The reason I started getting the flu vaccines is that I saw indications that close enough is good enough in preventing (decreasing the probability of) serious disease or death. I haven’t paid more than passing attention to the issue, though. I never got around to getting the vaccine the past two winters, but will plan to get one this year.
Unless you’ve gotten the flu when you didn’t get the shot, why would you resume getting them?
I haven’t gotten the flu since I stopped getting the shots.
No, he’s an immunologist, so he has some claim to expertise in vaccines. On the other hand, he is not an epidemiologist, so he was off base, trying to suppress the Great Barrington Declaration, by people who are experts in that area.
@carol not easy to kill — “world’s top vaccinologist Gert Vanden Bossche”:
On March 6, 2021, a Belgian veterinarian named Geert Vanden Bossche published an open letter “to all authorities, scientists and experts around the world” asserting that, in his expert analysis, the current global COVID-19 vaccination program will “wipe out large parts of our human population.” The way to avoid this purported calamity, Vanden Bossche asserts, is for scientists to pay more attention to his own invention — a “universal vaccine” that uses the body’s innate immune system to kill SARS-CoV-2. — snopes.com
Sounds like a crackpot to me.
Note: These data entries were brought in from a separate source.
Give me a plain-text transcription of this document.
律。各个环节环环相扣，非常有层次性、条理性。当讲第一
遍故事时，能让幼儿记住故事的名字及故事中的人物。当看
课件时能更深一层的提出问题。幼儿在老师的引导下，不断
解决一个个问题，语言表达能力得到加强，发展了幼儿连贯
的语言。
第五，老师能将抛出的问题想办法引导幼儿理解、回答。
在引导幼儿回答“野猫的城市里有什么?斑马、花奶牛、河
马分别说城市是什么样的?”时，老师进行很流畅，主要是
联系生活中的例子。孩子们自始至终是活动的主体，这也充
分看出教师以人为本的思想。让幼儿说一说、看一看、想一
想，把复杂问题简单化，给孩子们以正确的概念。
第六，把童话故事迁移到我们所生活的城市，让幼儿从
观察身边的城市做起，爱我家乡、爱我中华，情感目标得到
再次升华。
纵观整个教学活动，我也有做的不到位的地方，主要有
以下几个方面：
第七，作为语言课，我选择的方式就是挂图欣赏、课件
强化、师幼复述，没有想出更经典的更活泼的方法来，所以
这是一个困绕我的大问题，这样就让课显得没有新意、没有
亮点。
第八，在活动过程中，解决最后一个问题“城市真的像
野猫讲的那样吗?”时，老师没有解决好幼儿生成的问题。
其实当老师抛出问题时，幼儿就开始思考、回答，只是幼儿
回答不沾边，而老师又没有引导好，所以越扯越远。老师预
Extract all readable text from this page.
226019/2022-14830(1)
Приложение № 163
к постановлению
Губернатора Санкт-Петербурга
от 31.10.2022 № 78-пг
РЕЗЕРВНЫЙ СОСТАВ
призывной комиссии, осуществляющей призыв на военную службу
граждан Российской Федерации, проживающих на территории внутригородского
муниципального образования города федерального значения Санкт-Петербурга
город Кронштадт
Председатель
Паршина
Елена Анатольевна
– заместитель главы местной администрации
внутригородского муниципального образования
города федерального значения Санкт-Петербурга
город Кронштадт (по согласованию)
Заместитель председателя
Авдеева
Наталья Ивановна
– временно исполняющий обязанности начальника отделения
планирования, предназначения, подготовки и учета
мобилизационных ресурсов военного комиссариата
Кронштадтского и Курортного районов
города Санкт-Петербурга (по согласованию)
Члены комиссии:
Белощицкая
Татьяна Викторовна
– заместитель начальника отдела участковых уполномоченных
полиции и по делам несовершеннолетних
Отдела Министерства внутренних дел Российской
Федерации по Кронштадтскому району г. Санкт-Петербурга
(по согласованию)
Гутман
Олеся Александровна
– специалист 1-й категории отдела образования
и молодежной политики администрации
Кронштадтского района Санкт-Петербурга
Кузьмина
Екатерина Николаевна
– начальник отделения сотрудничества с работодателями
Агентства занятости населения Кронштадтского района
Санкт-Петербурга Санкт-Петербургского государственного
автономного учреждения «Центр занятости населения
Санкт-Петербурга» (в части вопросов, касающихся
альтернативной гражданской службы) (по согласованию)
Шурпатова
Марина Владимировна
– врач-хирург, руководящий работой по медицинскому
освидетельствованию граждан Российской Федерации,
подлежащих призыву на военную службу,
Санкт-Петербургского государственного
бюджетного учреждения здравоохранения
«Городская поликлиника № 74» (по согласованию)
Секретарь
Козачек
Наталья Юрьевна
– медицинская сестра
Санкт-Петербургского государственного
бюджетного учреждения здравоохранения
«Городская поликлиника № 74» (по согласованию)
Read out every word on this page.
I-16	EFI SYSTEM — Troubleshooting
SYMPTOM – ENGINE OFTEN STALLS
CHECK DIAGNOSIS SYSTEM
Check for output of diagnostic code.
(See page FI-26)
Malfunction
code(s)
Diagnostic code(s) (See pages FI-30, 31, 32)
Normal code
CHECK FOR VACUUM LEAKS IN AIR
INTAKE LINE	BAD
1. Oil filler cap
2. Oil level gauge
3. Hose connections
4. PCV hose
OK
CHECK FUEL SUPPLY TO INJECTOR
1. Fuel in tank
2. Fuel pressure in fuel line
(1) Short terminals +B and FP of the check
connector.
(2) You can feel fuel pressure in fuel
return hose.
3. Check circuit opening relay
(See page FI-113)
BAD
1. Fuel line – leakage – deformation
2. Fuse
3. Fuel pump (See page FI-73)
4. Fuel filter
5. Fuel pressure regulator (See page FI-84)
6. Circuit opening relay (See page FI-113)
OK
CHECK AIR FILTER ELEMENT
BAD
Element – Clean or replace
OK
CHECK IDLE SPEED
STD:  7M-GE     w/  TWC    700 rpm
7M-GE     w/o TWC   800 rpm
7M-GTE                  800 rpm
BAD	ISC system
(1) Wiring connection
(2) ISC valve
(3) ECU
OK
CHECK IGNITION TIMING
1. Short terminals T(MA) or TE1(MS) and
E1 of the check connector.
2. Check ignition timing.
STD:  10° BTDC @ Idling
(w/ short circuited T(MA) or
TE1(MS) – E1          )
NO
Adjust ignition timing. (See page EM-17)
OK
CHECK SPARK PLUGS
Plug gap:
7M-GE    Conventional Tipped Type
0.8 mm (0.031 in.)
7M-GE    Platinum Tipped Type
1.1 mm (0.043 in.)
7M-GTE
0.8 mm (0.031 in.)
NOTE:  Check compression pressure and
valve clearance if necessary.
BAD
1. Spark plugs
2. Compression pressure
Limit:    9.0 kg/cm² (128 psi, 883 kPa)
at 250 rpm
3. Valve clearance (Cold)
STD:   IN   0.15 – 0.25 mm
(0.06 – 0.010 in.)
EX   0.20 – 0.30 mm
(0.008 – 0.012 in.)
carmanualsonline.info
I don’t know if he is still waiting for “large parts of our human population” to be killed. Certainly, we’re no closer than we ever were to a universal vaccine.
Read more carefully, please. Getting the flu vs getting seriously sick or dead from the flu. Two different things. I can deal with getting the flu, and getting a manageable case of flu also gives me some immunity against a seriously bad case of the flu. I would prefer not to get the flu at all, of course.
One difficulty in having discussions about biological functions around here is that people tend to be too binary in their thinking, as if there are only two states, for example, getting covid and not getting covid. But in real life and real biology, there are all sorts of gradations from not getting covid to getting mild covid to getting seriously dead covid, and many points in between. They also think of immunity as only one thing: an immunity that completely stops a virus before it does anything to you. There IS such a thing. It’s called sterilizing immunity. But that’s not the only kind of immunity. Your immune system is not a quitter such that if it doesn’t succeed at first, it just quits goes home. It keeps working and building up its forces for the long haul. Conflicts in real life and real biology are like that. Life is not a digital, binary computer.